Dify exposes its own Service API — these are not the OpenAI chat-completions endpoints. You build the app in the GUI; the API only calls the app you built, carrying its knowledge base and instructions with it. Authenticate with the app's secret key as a Bearer token. Base URL: https://api.dify.ai (or your self-host's URL).

EndpointUse for
POST /v1/chat-messagesChatbot / Agent apps — sends query, supports multi-turn via conversation_id
POST /v1/completion-messagesText-completion apps — sends only inputs, no conversation turn
curl -X POST 'https://api.dify.ai/v1/chat-messages' \
  --header 'Authorization: Bearer {YOUR_APP_API_KEY}' \
  --header 'Content-Type: application/json' \
  --data-raw '{
    "inputs": {},
    "query": "What is the main finding of this paper?",
    "response_mode": "streaming",
    "conversation_id": "",
    "user": "abc-123"
  }'

Leave conversation_id empty to start a new conversation; pass the id returned by the first call to continue the thread. response_mode is streaming or blocking. user is your own end-user identifier.

Tips

Pick the right app type: fixed sequence of steps → Workflow; the path depends on what the model finds → Agent; just grounded Q&A → Chatbot. Stress-test a knowledge base by asking one question whose answer IS in the corpus and one that clearly is NOT — note whether it cites, admits it doesn't know, or guesses; that tells you if you'd trust it for real work.
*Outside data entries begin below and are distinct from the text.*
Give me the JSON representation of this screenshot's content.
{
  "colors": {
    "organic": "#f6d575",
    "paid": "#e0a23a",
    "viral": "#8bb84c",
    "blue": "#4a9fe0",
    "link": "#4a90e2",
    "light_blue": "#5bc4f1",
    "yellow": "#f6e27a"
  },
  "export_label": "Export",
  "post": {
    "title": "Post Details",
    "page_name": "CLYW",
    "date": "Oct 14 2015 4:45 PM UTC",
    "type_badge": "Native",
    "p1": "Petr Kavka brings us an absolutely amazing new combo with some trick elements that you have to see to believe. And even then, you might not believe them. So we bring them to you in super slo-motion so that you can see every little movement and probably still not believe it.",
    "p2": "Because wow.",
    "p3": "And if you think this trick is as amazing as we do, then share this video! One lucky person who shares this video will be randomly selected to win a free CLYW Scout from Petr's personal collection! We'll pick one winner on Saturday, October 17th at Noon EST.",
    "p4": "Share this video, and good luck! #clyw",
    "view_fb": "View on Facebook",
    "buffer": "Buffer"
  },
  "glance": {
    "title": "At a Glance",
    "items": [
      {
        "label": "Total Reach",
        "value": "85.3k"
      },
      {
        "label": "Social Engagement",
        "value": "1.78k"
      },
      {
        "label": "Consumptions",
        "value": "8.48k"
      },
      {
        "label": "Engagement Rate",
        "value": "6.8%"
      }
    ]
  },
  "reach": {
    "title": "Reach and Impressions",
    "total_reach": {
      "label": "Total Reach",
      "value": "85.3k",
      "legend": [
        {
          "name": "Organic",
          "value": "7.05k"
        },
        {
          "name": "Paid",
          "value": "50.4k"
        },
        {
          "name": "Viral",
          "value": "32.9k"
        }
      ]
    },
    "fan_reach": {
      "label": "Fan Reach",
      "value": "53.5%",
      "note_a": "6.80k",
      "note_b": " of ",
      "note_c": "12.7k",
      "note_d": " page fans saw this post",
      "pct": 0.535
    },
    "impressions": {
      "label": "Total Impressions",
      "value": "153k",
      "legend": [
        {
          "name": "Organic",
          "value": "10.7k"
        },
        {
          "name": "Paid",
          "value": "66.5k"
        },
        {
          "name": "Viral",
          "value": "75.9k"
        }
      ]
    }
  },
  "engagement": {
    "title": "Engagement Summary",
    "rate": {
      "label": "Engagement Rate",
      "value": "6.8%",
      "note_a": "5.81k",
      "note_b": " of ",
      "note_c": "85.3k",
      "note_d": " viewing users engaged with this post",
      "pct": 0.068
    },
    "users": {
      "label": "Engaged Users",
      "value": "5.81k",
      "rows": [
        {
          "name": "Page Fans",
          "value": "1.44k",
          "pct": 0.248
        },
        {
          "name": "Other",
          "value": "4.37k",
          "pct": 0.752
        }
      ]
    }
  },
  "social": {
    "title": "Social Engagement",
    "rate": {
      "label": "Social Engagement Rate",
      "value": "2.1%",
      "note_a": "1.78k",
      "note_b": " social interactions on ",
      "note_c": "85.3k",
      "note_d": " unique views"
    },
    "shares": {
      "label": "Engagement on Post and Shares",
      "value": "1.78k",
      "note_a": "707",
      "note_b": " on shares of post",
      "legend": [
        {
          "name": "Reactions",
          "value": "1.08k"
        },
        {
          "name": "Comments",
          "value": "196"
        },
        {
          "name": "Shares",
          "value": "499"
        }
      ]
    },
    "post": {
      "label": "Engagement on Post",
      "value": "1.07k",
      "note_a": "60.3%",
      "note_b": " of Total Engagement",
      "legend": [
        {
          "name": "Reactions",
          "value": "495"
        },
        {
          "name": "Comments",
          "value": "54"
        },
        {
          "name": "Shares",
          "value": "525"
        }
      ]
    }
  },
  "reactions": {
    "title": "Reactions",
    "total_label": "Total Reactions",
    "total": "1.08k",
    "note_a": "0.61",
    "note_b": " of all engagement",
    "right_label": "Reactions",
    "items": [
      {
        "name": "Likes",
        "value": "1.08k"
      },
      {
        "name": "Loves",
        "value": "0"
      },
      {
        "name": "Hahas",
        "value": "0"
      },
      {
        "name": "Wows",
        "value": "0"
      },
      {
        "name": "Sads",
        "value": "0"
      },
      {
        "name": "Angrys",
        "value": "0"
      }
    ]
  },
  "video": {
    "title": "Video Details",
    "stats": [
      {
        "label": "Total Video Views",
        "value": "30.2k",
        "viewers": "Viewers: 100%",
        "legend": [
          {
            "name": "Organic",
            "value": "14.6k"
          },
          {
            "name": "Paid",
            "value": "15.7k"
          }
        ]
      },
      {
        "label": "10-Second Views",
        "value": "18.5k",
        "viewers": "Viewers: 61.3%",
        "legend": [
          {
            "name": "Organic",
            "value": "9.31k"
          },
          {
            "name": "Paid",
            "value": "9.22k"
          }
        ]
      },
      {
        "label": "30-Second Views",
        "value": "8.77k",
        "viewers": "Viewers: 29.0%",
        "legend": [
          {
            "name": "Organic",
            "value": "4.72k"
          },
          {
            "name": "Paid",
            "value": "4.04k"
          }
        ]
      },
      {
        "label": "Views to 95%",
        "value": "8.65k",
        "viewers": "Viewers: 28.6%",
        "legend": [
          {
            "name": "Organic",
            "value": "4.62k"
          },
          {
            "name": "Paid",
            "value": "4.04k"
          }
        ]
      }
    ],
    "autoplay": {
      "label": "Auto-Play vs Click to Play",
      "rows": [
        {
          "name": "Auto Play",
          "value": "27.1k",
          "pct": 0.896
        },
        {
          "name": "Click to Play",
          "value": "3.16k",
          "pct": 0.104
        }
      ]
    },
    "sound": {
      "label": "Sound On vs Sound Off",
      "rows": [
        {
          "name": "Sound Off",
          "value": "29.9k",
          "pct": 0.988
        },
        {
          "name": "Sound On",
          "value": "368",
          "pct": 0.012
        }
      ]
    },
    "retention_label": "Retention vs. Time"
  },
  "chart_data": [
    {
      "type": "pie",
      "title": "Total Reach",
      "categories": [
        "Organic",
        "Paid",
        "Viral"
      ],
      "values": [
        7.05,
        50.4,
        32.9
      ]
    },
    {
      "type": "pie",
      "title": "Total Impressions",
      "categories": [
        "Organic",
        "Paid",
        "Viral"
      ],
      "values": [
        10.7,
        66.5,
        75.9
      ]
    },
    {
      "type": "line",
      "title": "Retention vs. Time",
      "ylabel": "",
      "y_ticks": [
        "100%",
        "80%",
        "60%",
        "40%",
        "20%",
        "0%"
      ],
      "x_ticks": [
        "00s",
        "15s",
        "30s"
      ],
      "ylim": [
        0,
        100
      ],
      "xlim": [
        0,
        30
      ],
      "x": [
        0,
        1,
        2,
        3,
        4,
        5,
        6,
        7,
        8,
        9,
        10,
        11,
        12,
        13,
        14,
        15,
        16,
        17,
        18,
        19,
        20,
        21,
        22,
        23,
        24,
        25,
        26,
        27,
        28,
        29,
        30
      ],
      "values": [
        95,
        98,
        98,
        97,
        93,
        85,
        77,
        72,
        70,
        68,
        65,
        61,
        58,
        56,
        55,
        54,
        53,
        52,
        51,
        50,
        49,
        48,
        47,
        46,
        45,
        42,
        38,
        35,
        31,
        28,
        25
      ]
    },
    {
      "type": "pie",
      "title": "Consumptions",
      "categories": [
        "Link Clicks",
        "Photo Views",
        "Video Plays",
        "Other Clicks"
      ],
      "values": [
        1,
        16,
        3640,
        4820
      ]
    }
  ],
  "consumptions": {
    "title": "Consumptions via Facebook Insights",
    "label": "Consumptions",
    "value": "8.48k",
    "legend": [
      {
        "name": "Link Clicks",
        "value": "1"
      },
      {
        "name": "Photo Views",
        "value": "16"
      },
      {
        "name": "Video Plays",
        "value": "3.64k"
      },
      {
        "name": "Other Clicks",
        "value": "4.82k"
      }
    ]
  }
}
Reshape behaviour in plain language, not code — edit the instructions (e.g. "answer in three bullet points for a first-year student, and always name the source"), re-publish, and grounding survives the rewrite. Watch your limits: the Sandbox's 200 message credits go fast in a classroom — swap to a local model (Ollama / LM Studio) to keep data on-prem and cost at zero.